The first problem with your statement is the amorphous, undefined term "high". What is "high THD/TIM". What is our yardstick?

A number set on a green table?

A number derived from the human hearing to represent audibility? If so one based on the average or the worst case?

The fact is that "zero distortion" is not possible. So "low" and "high" must be seen with a point of reference.

And especially THD is an incredibly poor indicator.

Earl Geddes once posted four tracks of music. One had been subjected to a process that produced 0.1% THD, the second to one that produced 9.6% THD and the third produced 12.6%.

As it so happened, even on extremely low end gear (PC Speakers) the 0.1% THD track was instantly perceived as extremely distorted, yet even on fairly high end gear the 9.6% THD track was essentially impossible to tell from the undistorted reference with any reliability, the 12.6% THD track was identifiable as being a little too warm sounding.

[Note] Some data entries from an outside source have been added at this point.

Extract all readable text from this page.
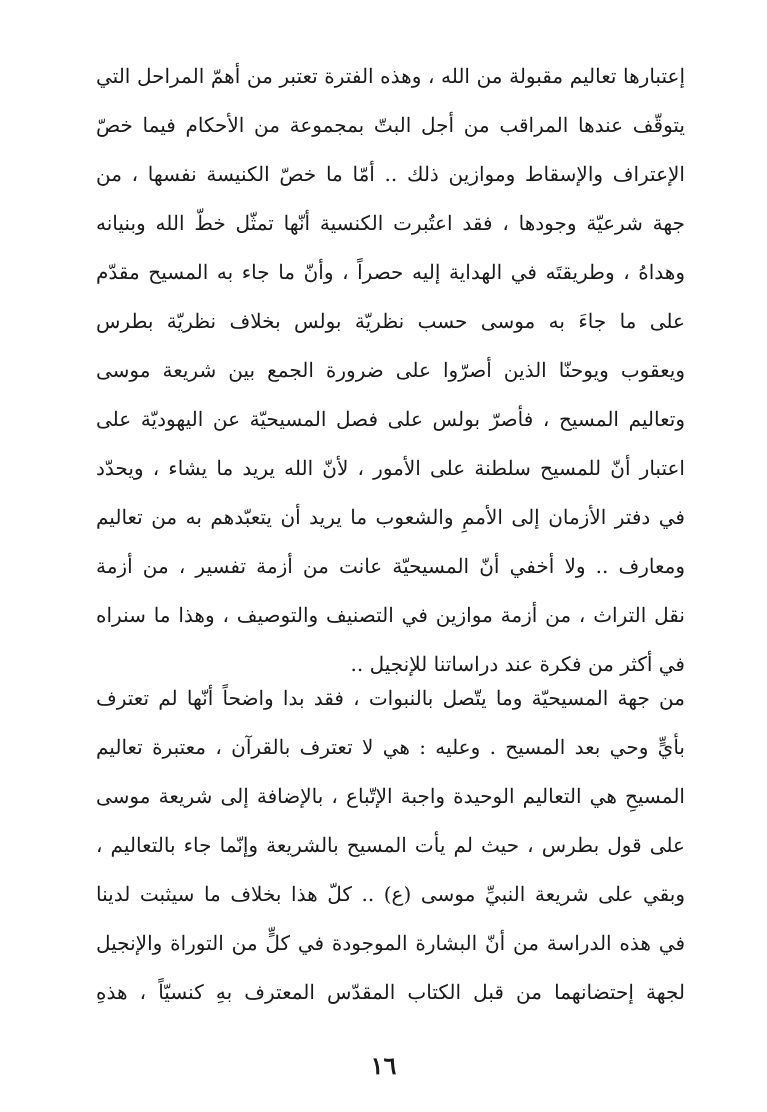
إعتبارها تعاليم مقبولة من الله ، وهذه الفترة تعتبر من أهمّ المراحل التي
يتوقّف عندها المراقب من أجل البتّ بمجموعة من الأحكام فيما خصّ
الإعتراف والإسقاط وموازين ذلك .. أمّا ما خصّ الكنيسة نفسها ، من
جهة شرعيّة وجودها ، فقد اعتُبرت الكنسية أنّها تمثّل خطّ الله وبنيانه
وهداهُ ، وطريقتَه في الهداية إليه حصراً ، وأنّ ما جاء به المسيح مقدّم
على ما جاءَ به موسى حسب نظريّة بولس بخلاف نظريّة بطرس
ويعقوب ويوحنّا الذين أصرّوا على ضرورة الجمع بين شريعة موسى
وتعاليم المسيح ، فأصرّ بولس على فصل المسيحيّة عن اليهوديّة على
اعتبار أنّ للمسيح سلطنة على الأمور ، لأنّ الله يريد ما يشاء ، ويحدّد
في دفتر الأزمان إلى الأممِ والشعوب ما يريد أن يتعبّدهم به من تعاليم
ومعارف .. ولا أخفي أنّ المسيحيّة عانت من أزمة تفسير ، من أزمة
نقل التراث ، من أزمة موازين في التصنيف والتوصيف ، وهذا ما سنراه
في أكثر من فكرة عند دراساتنا للإنجيل ..
من جهة المسيحيّة وما يتّصل بالنبوات ، فقد بدا واضحاً أنّها لم تعترف
بأيٍّ وحي بعد المسيح . وعليه : هي لا تعترف بالقرآن ، معتبرة تعاليم
المسيحِ هي التعاليم الوحيدة واجبة الإتّباع ، بالإضافة إلى شريعة موسى
على قول بطرس ، حيث لم يأت المسيح بالشريعة وإنّما جاء بالتعاليم ،
وبقي على شريعة النبيِّ موسى (ع) .. كلّ هذا بخلاف ما سيثبت لدينا
في هذه الدراسة من أنّ البشارة الموجودة في كلٍّ من التوراة والإنجيل
لجهة إحتضانهما من قبل الكتاب المقدّس المعترف بهِ كنسيّاً ، هذهِ
١٦
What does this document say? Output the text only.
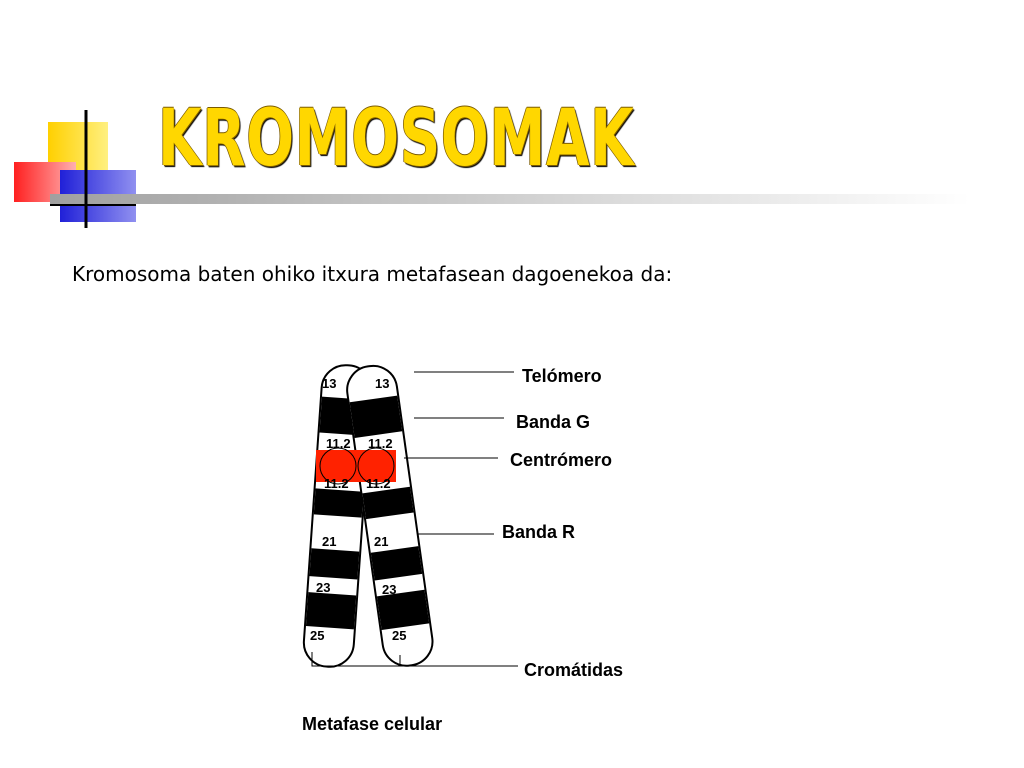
KROMOSOMAK

Kromosoma baten ohiko itxura metafasean dagoenekoa da:

13
11.2
11.2
21
23
25
13
11.2
11.2
21
23
25
Telómero
Banda G
Centrómero
Banda R
Cromátidas
Metafase celular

So, in one case 0.1% THD is too much and in another 9.6% is inaudible, which tells us what precisely?

Quote:
Originally Posted by sofaspud View Post
My own analogy, though, would be something like... some say to-may-to and some say to-mah-to, and they're using that as a basis to argue over how to make the sauce.
Please understand that measurements provide data, not information. Information is data placed in a context.

If the context is wrong, the resulting information is wrong. Again, in my example the context is "question".

If my question is "does this device have 1) audible distortions and 2) objectionable distortions" then THD is not useful. And I would suggest that when it comes to distortion my question is the correct one and the one answered by THD&N is the wrong one.